Cambodians have real fears about participating in unauthorized demonstrations or rallies. Security forces have responded on occasion with disproportionate force to those who demonstrate or hold meetings without proper authorization from the authorities. Over the past few years, a number of protests have been violently dispersed. On December 5, 2002, Cambodian police used excessive force to disperse a non-violent gathering of community representatives at the Department of Forestry and Wildlife in Phnom Penh. Approximately fifty security officials broke up a gathering of about 150 people by kicking them and hitting them with electric shock batons. At the SRP's May 21, 2003, demonstration, for which it had been denied permission, a few hundred peaceful protestors scattered when an almost equal number of heavily armed police began marching towards them swinging batons and beating on their plastic shields. At least a dozen people were wounded, and some demonstrators allege that they were struck with electric batons.

Although the MOI has on occasion attributed its bans on public rallies to the experience of the anti-Thai riots (which ironically the MOI itself failed to keep under control) or vague concerns about terrorism, it is rare that organizers are given a clear explanation about how their proposed demonstration will threaten public order. The regular denial of the right to assembly prevents people from exercising their right to freely and peacefully express political opinions. It is difficult to tell whether the authorities will be more or less lenient during the actual campaign period, when political parties are more clearly guaranteed the right to hold rallies, but the larger message to the population remains the same: active political expression will not be encouraged.

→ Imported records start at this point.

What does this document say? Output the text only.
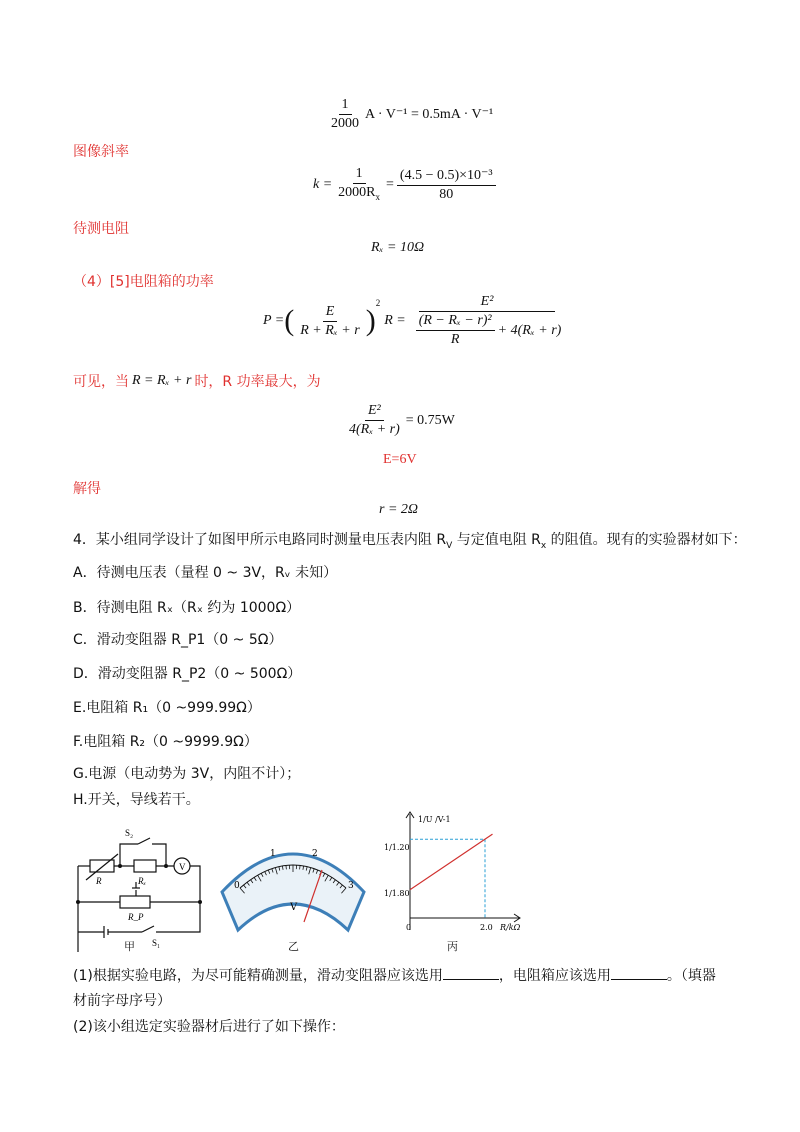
$\frac{1}{2000}$ A · V⁻¹ = 0.5mA · V⁻¹
图像斜率
$k = \frac{1}{2000R_x} = \frac{\text{(4.5 − 0.5)×10⁻³}}{80}$
待测电阻
Rₓ = 10Ω
（4）[5]电阻箱的功率
P = ( $\frac{E}{\text{R + Rₓ + r}}$ )
$^2$
$R = \frac{\text{E²}}{\frac{\text{(R − Rₓ − r)²}}{R} + 4(R_x + r)}$
可见，当 R = Rₓ + r 时，R 功率最大，为
$\frac{\text{E²}}{\text{4(Rₓ + r)}} = 0.75W$
E=6V
解得
r = 2Ω
4．某小组同学设计了如图甲所示电路同时测量电压表内阻 $R_V$ 与定值电阻 $R_x$ 的阻值。现有的实验器材如下：
A．待测电压表（量程 0 ~ 3V，Rᵥ 未知）
B．待测电阻 Rₓ（Rₓ 约为 1000Ω）
C．滑动变阻器 R_P1（0 ~ 5Ω）
D．滑动变阻器 R_P2（0 ~ 500Ω）
E.电阻箱 R₁（0 ~999.99Ω）
F.电阻箱 R₂（0 ~9999.9Ω）
G.电源（电动势为 3V，内阻不计）；
H.开关，导线若干。
S₂
R	Rₓ
V
R_P
S₁
甲
0
1	2
3
V
乙
1/U /V-1
1/1.20
1/1.80
0	2.0 R/kΩ
丙
(1)根据实验电路，为尽可能精确测量，滑动变阻器应该选用	，电阻箱应该选用	。（填器
材前字母序号）
(2)该小组选定实验器材后进行了如下操作：
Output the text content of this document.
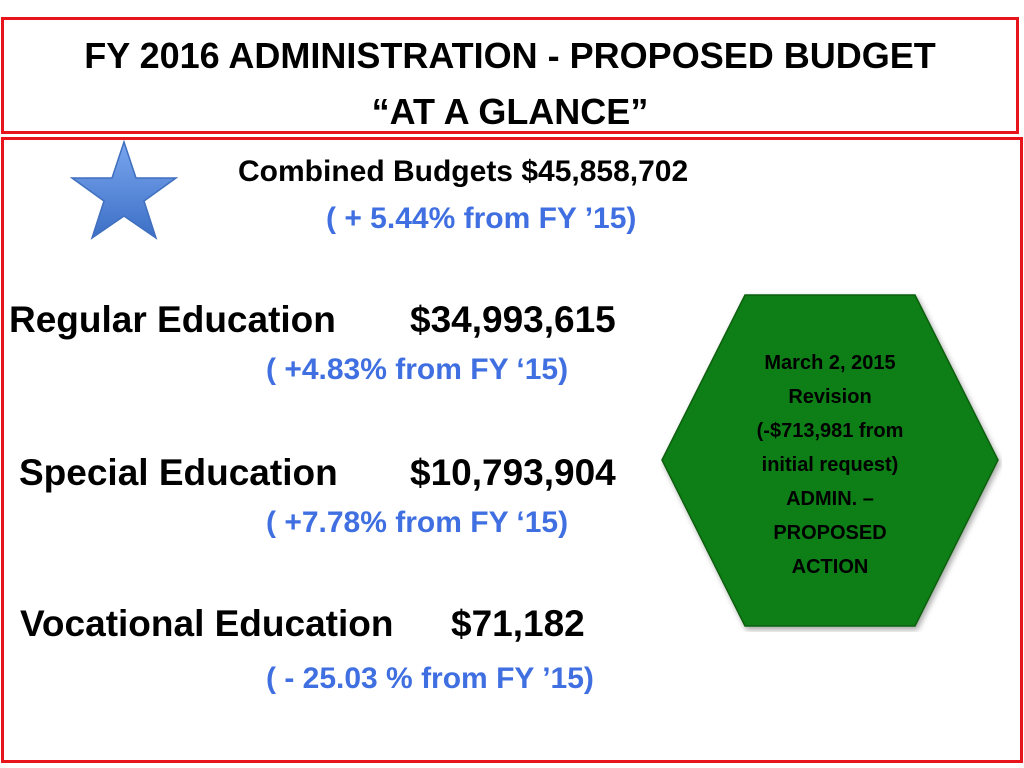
FY 2016 ADMINISTRATION - PROPOSED BUDGET
“AT A GLANCE”
Combined Budgets $45,858,702
( + 5.44% from FY ’15)
Regular Education $34,993,615
( +4.83% from FY ‘15)
Special Education $10,793,904
( +7.78% from FY ‘15)
Vocational Education $71,182
( - 25.03 % from FY ’15)
March 2, 2015
Revision
(-$713,981 from
initial request)
ADMIN. –
PROPOSED
ACTION
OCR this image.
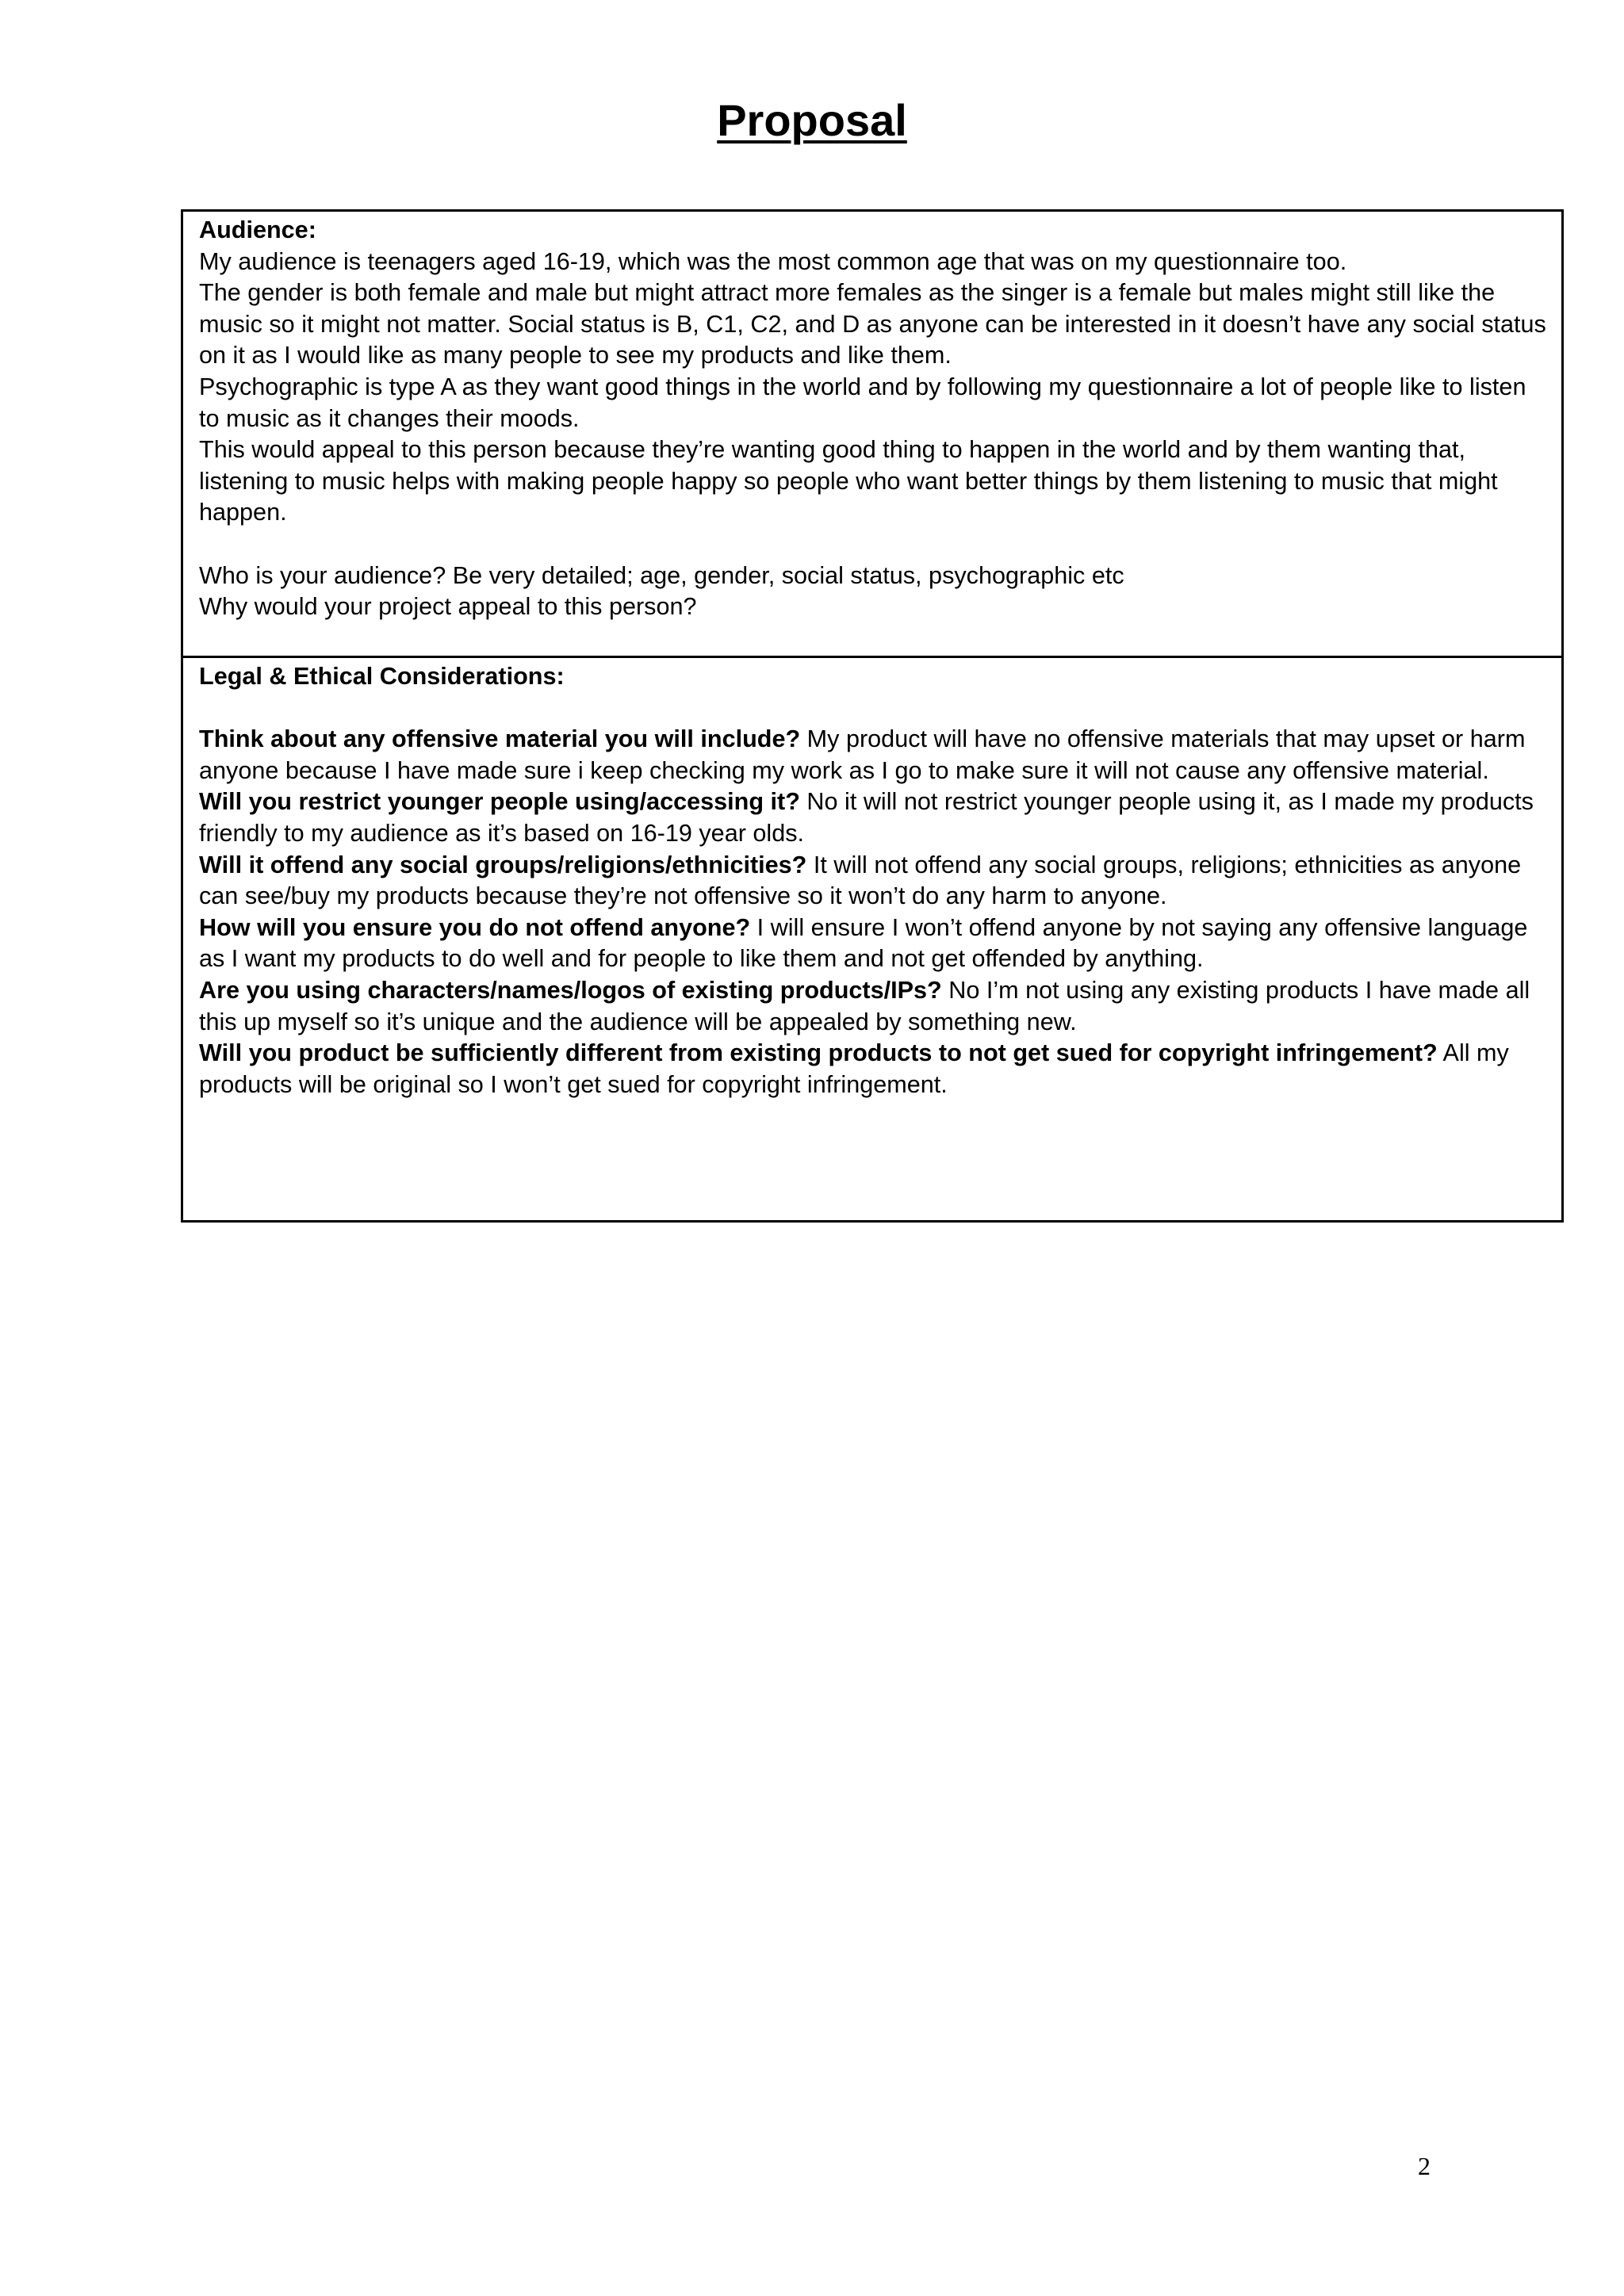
Proposal

Audience:

My audience is teenagers aged 16-19, which was the most common age that was on my questionnaire too.

The gender is both female and male but might attract more females as the singer is a female but males might still like the music so it might not matter. Social status is B, C1, C2, and D as anyone can be interested in it doesn’t have any social status on it as I would like as many people to see my products and like them.

Psychographic is type A as they want good things in the world and by following my questionnaire a lot of people like to listen to music as it changes their moods.

This would appeal to this person because they’re wanting good thing to happen in the world and by them wanting that, listening to music helps with making people happy so people who want better things by them listening to music that might happen.

Who is your audience? Be very detailed; age, gender, social status, psychographic etc

Why would your project appeal to this person?

Legal & Ethical Considerations:

Think about any offensive material you will include? My product will have no offensive materials that may upset or harm anyone because I have made sure i keep checking my work as I go to make sure it will not cause any offensive material.

Will you restrict younger people using/accessing it? No it will not restrict younger people using it, as I made my products friendly to my audience as it’s based on 16-19 year olds.

Will it offend any social groups/religions/ethnicities? It will not offend any social groups, religions; ethnicities as anyone can see/buy my products because they’re not offensive so it won’t do any harm to anyone.

How will you ensure you do not offend anyone? I will ensure I won’t offend anyone by not saying any offensive language as I want my products to do well and for people to like them and not get offended by anything.

Are you using characters/names/logos of existing products/IPs? No I’m not using any existing products I have made all this up myself so it’s unique and the audience will be appealed by something new.

Will you product be sufficiently different from existing products to not get sued for copyright infringement? All my products will be original so I won’t get sued for copyright infringement.

2
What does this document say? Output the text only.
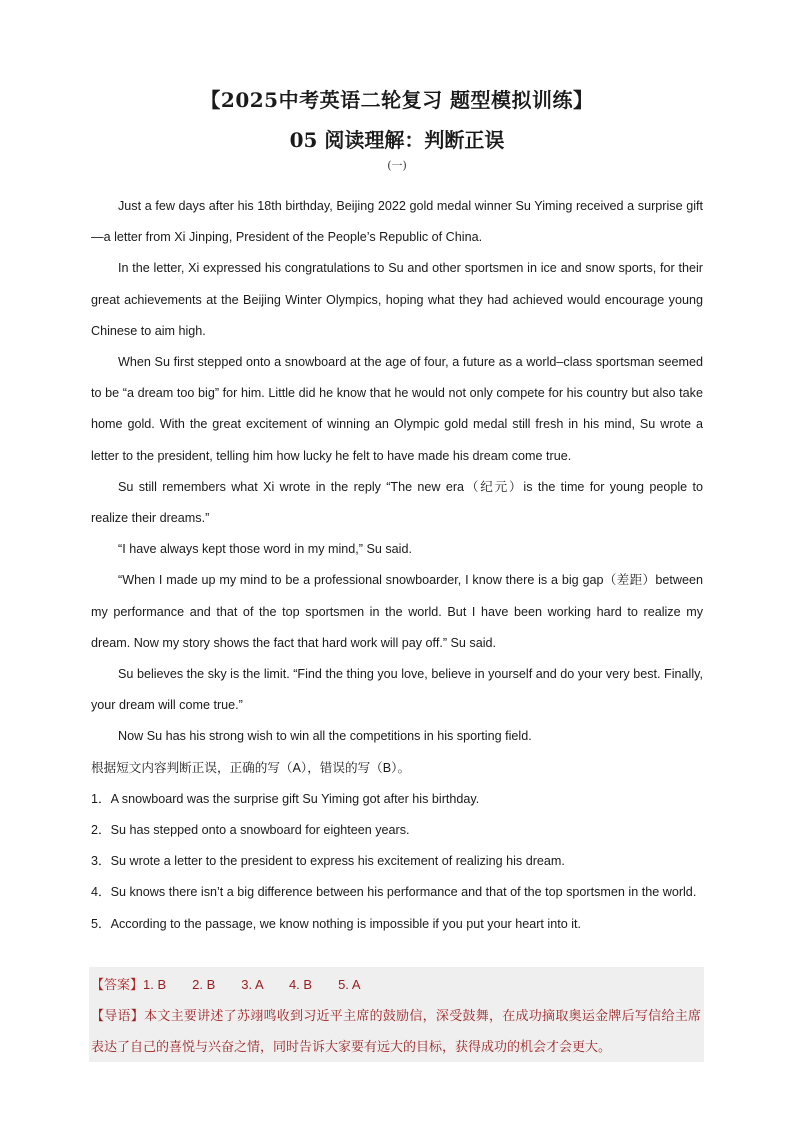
【2025中考英语二轮复习 题型模拟训练】
05 阅读理解：判断正误
(一)

Just a few days after his 18th birthday, Beijing 2022 gold medal winner Su Yiming received a surprise gift—a letter from Xi Jinping, President of the People’s Republic of China.

In the letter, Xi expressed his congratulations to Su and other sportsmen in ice and snow sports, for their great achievements at the Beijing Winter Olympics, hoping what they had achieved would encourage young Chinese to aim high.

When Su first stepped onto a snowboard at the age of four, a future as a world–class sportsman seemed to be “a dream too big” for him. Little did he know that he would not only compete for his country but also take home gold. With the great excitement of winning an Olympic gold medal still fresh in his mind, Su wrote a letter to the president, telling him how lucky he felt to have made his dream come true.

Su still remembers what Xi wrote in the reply “The new era（纪元）is the time for young people to realize their dreams.”

“I have always kept those word in my mind,” Su said.

“When I made up my mind to be a professional snowboarder, I know there is a big gap（差距）between my performance and that of the top sportsmen in the world. But I have been working hard to realize my dream. Now my story shows the fact that hard work will pay off.” Su said.

Su believes the sky is the limit. “Find the thing you love, believe in yourself and do your very best. Finally, your dream will come true.”

Now Su has his strong wish to win all the competitions in his sporting field.

根据短文内容判断正误，正确的写（A），错误的写（B）。

1．A snowboard was the surprise gift Su Yiming got after his birthday.

2．Su has stepped onto a snowboard for eighteen years.

3．Su wrote a letter to the president to express his excitement of realizing his dream.

4．Su knows there isn’t a big difference between his performance and that of the top sportsmen in the world.

5．According to the passage, we know nothing is impossible if you put your heart into it.

【答案】1. B　　2. B　　3. A　　4. B　　5. A
【导语】本文主要讲述了苏翊鸣收到习近平主席的鼓励信，深受鼓舞，在成功摘取奥运金牌后写信给主席表达了自己的喜悦与兴奋之情，同时告诉大家要有远大的目标，获得成功的机会才会更大。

3 Even the World Bank is expressing frustration about access to information in Cambodia. In 2000, the Bank subsidized the compilation of a database of the civil service, which would be used as the basis of the government's payroll; in 2001, the Bank subsidized a similar database for identical purposes as part of its military demobilization program. The government has now denied the Bank access to these databases on the grounds of national security (see below), which prevents the Bank from adequately monitoring corruption in the disbursement of funds.

4 See "Final Report of the Media Monitoring for the Period from January 04 - February 08, 2002," Committee for Free and Fair Elections in Cambodia (Comfrel), Phnom Penh, Cambodia, March 2002.

5 "Report to the Congress on the Anti-Thai Riots in Cambodia on January 29, 2003," released by the Bureau of East Asian and Pacific Affairs, Department of State, May 14, 2003, www.state.gov.

6 Michael Coren, "Elections: Hok Lundy Reads the Riot Act," Phnom Penh Post, Volume 12, Issue 05, February 28-March 13, 2003.

7 Article 21 of the ICCPR only permits restrictions on the right of peaceful assembly which are in conformity with the law and which are "necessary in a democratic society in the interests of national security or public safety, public order (ordre public), the protection of public health or morals or the protection of the rights and freedoms of others." Restrictions "necessary in a democratic society" has been interpreted to mean that any governmental interference in the right to assembly be absolutely necessary (not disproportionate to the harm to be avoided) and correspond to a common, minimum democratic standard. See Manfred Nowak, U.N. Covenant on Civil and Political Rights: CCPR Commentary (Arlington, VA: N.P. Engel, 1993) pp. 378-79.